More intriguingly, for as much as this is supposedly heaven, many of the people within it seem pretty flawed. The philanthropist Tahani Al-Jamil, for instance, makes a constant show of her generosity and seems to be putting on a British accent; her mute, Buddhist monk soulmate, Jianyu Li, shows her no affection.

In some ways it is reminiscent of C. S. Lewis’s idea in “The Great Divorce”: When you get to heaven, the first thing you have to face is being welcomed by someone you would never want to see. (Take a moment for reflection on this; it will haunt you.) But it also raises the question: Is this place all that it seems? Could it be that “The Good Place” is actually a pretty effective “Bad Place”?

The show’s other secret weapon is its cast. Though today Kristen Bell is best known for her sweet performance as Princess Anna in the animated Disney film “Frozen,” her real forte is wacky humor mixed with a deep, dark, heartbroken fury. Sitcom or not, a show about a woman who wasted her life and may end up in hell is going to profit from the broad range of colors that Bell can paint.

Likewise, Ted Danson as the innocent, optimistic Michael delivers yet another fantastic performance. I am not sure anyone would have predicted that 30 years after “Cheers” Danson would have become the greatest male television star of his generation. And yet, in the last 10 years alone he has had critically acclaimed—and remarkably varied—roles: in “Fargo,” “C.S.I.” and its spinoffs, “Bored to Death,” “Curb Your Enthusiasm” and “Damages.” Again, it is hard to say where “Place” is headed, but Danson is clearly capable of anything.

The older I get, the more my ideas about the afterlife tend toward a slightly less clear resolution than the classic “white light, gingerbread family” scenario. No matter when I might die, I find it hard to believe that I will be “done” or that my life will be wrapped up in a bow with some culminating statement or deed. (Based on my history so far, it seems much more likely to end with a burp and a lot of unfinished business.)

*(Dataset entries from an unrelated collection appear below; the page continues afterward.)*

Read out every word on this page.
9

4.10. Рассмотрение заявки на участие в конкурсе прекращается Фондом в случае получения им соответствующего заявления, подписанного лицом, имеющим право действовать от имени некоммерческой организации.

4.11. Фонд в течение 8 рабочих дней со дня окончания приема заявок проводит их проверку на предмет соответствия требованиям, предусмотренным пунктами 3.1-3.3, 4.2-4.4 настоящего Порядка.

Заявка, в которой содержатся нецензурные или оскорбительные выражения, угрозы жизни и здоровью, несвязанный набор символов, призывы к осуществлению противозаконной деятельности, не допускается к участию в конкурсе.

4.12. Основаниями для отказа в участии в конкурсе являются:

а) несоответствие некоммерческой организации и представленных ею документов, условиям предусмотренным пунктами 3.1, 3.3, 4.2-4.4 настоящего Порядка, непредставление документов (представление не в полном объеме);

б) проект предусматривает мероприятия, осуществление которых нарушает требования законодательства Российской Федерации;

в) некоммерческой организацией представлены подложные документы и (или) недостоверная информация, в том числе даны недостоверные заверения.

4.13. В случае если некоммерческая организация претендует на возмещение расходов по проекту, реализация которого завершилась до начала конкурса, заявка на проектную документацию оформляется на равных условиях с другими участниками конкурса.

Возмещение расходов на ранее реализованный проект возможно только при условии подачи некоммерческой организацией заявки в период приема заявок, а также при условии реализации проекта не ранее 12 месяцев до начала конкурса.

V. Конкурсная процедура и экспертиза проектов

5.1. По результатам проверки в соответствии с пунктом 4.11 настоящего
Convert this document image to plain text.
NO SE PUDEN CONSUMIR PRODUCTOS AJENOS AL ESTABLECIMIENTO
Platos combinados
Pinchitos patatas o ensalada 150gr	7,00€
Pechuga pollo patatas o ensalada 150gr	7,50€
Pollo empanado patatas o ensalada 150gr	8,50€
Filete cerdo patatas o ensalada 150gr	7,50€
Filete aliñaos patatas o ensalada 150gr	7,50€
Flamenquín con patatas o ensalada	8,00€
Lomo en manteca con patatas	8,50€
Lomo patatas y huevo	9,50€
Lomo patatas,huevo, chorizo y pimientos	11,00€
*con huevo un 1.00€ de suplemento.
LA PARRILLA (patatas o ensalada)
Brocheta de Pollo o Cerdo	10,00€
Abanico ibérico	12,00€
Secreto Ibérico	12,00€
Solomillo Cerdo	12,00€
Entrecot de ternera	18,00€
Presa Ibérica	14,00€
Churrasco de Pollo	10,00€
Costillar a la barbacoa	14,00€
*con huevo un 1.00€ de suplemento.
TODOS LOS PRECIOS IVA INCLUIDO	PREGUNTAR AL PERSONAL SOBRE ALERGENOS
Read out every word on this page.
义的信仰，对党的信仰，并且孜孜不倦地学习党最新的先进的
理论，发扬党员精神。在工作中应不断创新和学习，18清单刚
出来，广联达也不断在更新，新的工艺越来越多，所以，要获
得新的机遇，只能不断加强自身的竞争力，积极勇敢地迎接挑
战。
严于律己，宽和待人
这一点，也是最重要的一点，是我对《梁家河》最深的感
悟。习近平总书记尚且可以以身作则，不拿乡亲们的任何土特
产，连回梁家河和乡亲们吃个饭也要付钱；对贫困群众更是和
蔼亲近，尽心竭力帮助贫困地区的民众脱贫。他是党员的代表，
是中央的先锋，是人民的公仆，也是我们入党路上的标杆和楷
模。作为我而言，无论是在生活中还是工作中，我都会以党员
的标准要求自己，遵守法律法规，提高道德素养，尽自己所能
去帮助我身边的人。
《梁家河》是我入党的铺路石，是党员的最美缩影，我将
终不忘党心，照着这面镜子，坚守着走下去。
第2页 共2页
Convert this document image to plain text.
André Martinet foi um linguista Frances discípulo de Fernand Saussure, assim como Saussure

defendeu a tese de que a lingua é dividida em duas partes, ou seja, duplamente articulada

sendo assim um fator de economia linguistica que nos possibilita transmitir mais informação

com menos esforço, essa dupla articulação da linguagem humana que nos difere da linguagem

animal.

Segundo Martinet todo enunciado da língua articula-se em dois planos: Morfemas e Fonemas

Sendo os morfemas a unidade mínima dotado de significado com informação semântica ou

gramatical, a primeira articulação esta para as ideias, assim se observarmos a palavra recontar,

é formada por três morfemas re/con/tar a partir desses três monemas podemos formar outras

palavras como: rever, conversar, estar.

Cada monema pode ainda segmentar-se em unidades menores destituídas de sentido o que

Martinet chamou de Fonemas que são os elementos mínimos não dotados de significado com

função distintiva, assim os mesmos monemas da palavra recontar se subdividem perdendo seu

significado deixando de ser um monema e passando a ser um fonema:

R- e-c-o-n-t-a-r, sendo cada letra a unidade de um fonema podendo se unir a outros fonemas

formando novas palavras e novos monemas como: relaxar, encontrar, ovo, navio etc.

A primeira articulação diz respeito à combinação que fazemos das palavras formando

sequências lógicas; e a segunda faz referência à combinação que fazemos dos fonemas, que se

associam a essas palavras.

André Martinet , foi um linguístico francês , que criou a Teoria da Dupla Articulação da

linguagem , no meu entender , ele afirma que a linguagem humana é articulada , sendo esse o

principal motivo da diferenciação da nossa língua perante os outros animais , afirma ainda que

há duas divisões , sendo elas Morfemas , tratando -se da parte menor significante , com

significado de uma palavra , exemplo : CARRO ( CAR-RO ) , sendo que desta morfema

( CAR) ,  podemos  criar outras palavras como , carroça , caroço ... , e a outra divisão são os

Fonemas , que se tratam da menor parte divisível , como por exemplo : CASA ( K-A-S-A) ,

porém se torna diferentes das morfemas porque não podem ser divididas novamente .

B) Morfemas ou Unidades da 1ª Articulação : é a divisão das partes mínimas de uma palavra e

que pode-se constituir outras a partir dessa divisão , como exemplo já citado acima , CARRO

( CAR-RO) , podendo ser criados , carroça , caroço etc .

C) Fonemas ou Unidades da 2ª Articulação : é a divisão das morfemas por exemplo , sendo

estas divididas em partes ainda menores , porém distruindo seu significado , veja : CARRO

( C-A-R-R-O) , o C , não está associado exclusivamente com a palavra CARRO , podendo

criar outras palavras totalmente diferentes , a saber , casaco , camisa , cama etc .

I am also not sure it is in the human DNA to ever be done growing or being curious or trying to do better or just wondering. No matter what the specific details might be, I tend to think that in some sense the journey goes on. In the words of the prophet Nancy Sinatra, “These boots are made for walkin’, and that’s just what they’ll do.”

“The Good Place” imagines the landscape of eternity in primary colors and endless fro-yo, but underneath there is quite a road. Anyone who wonders about his or her own place in the big scheme of things will find in it a welcome, thoughtful traveling companion.